Nun ist tatsächlich auch seine Frau eingezogen und seit geraumer Zeit wird fleißig gebrütet. Niemand kann gespannter sein als ich, was die nächsten Wochen bringen werden. Sind wir uns doch schon sehr nah gekommen, Herr Adebar und ich. So stibitzt er sich immer wieder etwas Material von unserem Heuvorrat, damit das Nest auch wirklich richtig kuschelig wird. Das unterstützen wir liebend gerne und hoffen, dass sich die kleinen Störche wohl fühlen werden. Schließlich wird hier gerade eine Dynastie gegründet, die Eltern werden jedenfalls in den Westerwald zurückkehren und uns hoffentlich noch viele Jahre große Freude bereiten. Ob dann in den nächsten Jahren ein Baby-Boom in der Region zu erwarten ist? Wir werden sehen. Ein Symbol für glückliche Zeiten ist der Storch allemal und ein gutes Omen können wir nach diesen anstrengenden Wochen und Monaten nun wirklich gut gebrauchen. Auf jeden Fall kann ich meinen behornten Freunden voll des Lobes auf die Schulter klopfen und rufen: WOW, Ihr seid die Besten! Tja, was kann man von echten Profis schon erwarten? Ganz genau – nur das Beste!

Räumkommando!

Auff(r)essen statt plattliegen.

„Die haben ja nichts mehr zu Fressen!“ entfährt es manchem, besorgten Spaziergänger. Und ja, es hat tätsächlich unglaublich geräumt. Aber keine Sorge: Wer täglich auf der Wiese unterwegs ist, kann noch so manchen Leckerbissen entdecken – jedenfalls aus Büffelsicht. Natürlich kommen bei uns Menschen, Köstlichkeiten wie verholzte Rasenschmiele oder ein wehrhaftes Schlehengebüsch nicht auf dem Speiseplan.
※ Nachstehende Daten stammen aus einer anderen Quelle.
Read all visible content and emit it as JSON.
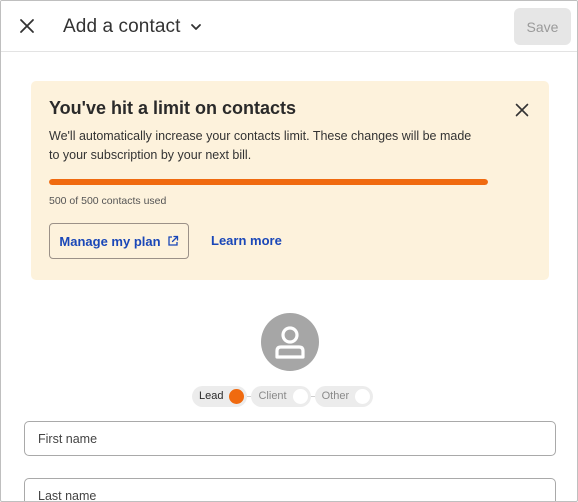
{
  "header": {
    "title": "Add a contact",
    "save_label": "Save",
    "close_icon": "close-icon",
    "dropdown_icon": "chevron-down-icon"
  },
  "banner": {
    "title": "You've hit a limit on contacts",
    "body": "We'll automatically increase your contacts limit. These changes will be made to your subscription by your next bill.",
    "usage_text": "500 of 500 contacts used",
    "usage_fraction": 1.0,
    "manage_label": "Manage my plan",
    "manage_icon": "external-link-icon",
    "learn_more_label": "Learn more",
    "close_icon": "close-icon"
  },
  "contact_type": {
    "options": [
      {
        "label": "Lead",
        "selected": true
      },
      {
        "label": "Client",
        "selected": false
      },
      {
        "label": "Other",
        "selected": false
      }
    ]
  },
  "form": {
    "first_name_placeholder": "First name",
    "last_name_placeholder": "Last name"
  },
  "colors": {
    "accent": "#f06a0f",
    "banner_bg": "#fdf2dc",
    "link": "#1a47b8"
  }
}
Unsere tierischen Teammitglieder sehen das ganz anders. Und das ist auch gut so! Schließlich reden wir hier von einem Offenlandbiotop, wie es so schön im Fachjargon heißt. Kurz gesagt, ist das einfach eine Fläche ohne höheren Bewuchs, wie Bäume oder Gehölze. Job erledigt – denkt man auf den ersten Blick. Aber es lohnt sich, mal genauer hinzuschauen, was vier Büffel und zwei Huzulenpferde in den nächsten Wochen noch zu tun haben werden.
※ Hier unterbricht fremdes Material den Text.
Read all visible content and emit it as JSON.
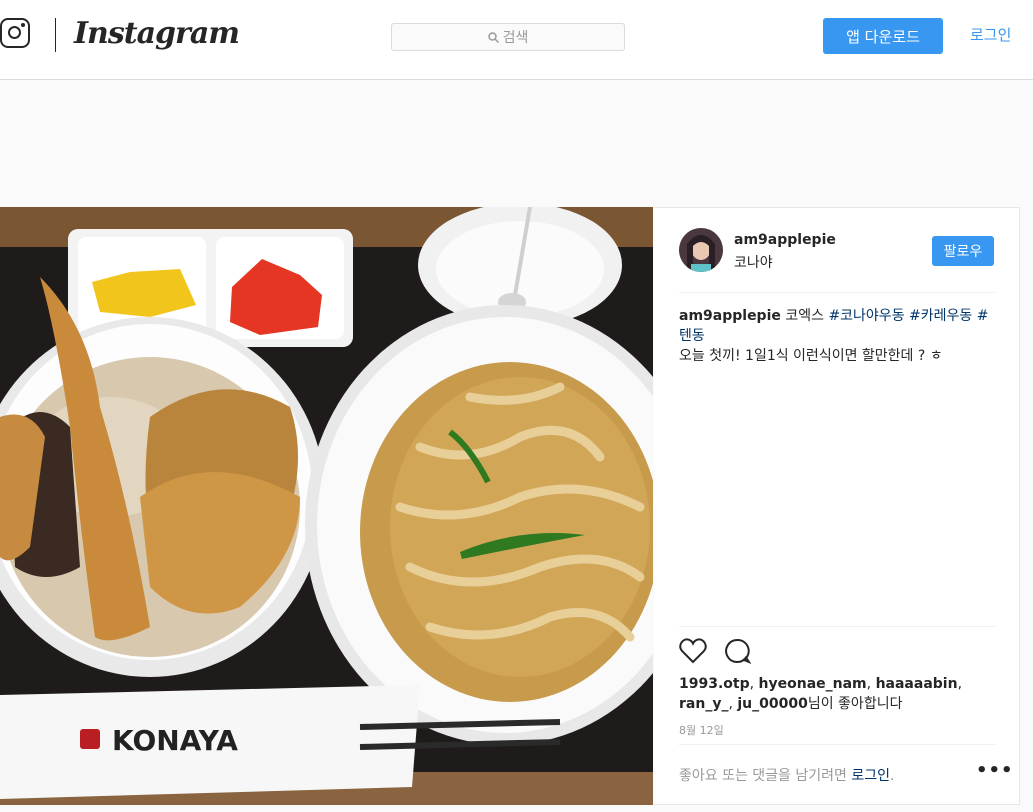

Als zunächst vier, behornte Gärtner die neue Fläche eroberten, ging es erstmal um Rodungsarbeiten. Im Video „Da ist was im Busch“ bei Barosan eindrucksvoll zu sehen. Und dabei hat jeder Einzelne seine ganz individuelle Technik, die man aber auch erstmal lernen muss. Bei Barosan sah es am Anfang nun wahrlich nicht so professionell wie heute aus. Im Gegenteil – dicke Augen inklusive. Ja, so ein Ast kann ganz schön garstig sein, ein Eigenleben entwickeln und urplötzlich zurück ins eigene Gesicht flitschen. Aua. Wie oft kam ich morgens auf die Weide und fand Barosan vor, der aussah als hätte er Rocky Balboa getroffen. Dabei versuchte er nur ein guter Landschaftspfleger zu werden. Manches Mal war ich sogar live dabei: Bei einem Mal standen Dochia und ich fassungslos da, während Mister B sich einen Ast zu angeln versuchte. Da er viel zu knapp angesetzt hatte und trotzdem immer weiter zog, war klar was jetzt gleich passieren würde. Aua. Dochia und ich rissen die Köpfe hoch und mir entfuhr ein lautes „Neeeiiin!“. Barosan bog den Ast, siegessicher, immer weiter nach hinten – und rutsche ab. Flitsch! Das biegsame Weidengeäst traf mit voller Wucht sein linkes Auge. Dochia drehte sich um und ging davon. Höchstwahrscheinlich hatte sogar sie keine Hoffnung mehr, dass die Gärtner-Karriere Barosans doch noch in Gang kommen würde. Er sah ziemlich verdutzt aus und kniff das Auge zu, das heftig zu tränen begonnen hatte. „Was machst du denn?!“ Mir tat es furchtbar leid, aber anders trat wohl einfach kein Lerneffekt ein. Heute, etliche, dicke Augen und Jahre später, ist er ein waschechter Profi. Ein Bio-Bagger im XXXXL-Format.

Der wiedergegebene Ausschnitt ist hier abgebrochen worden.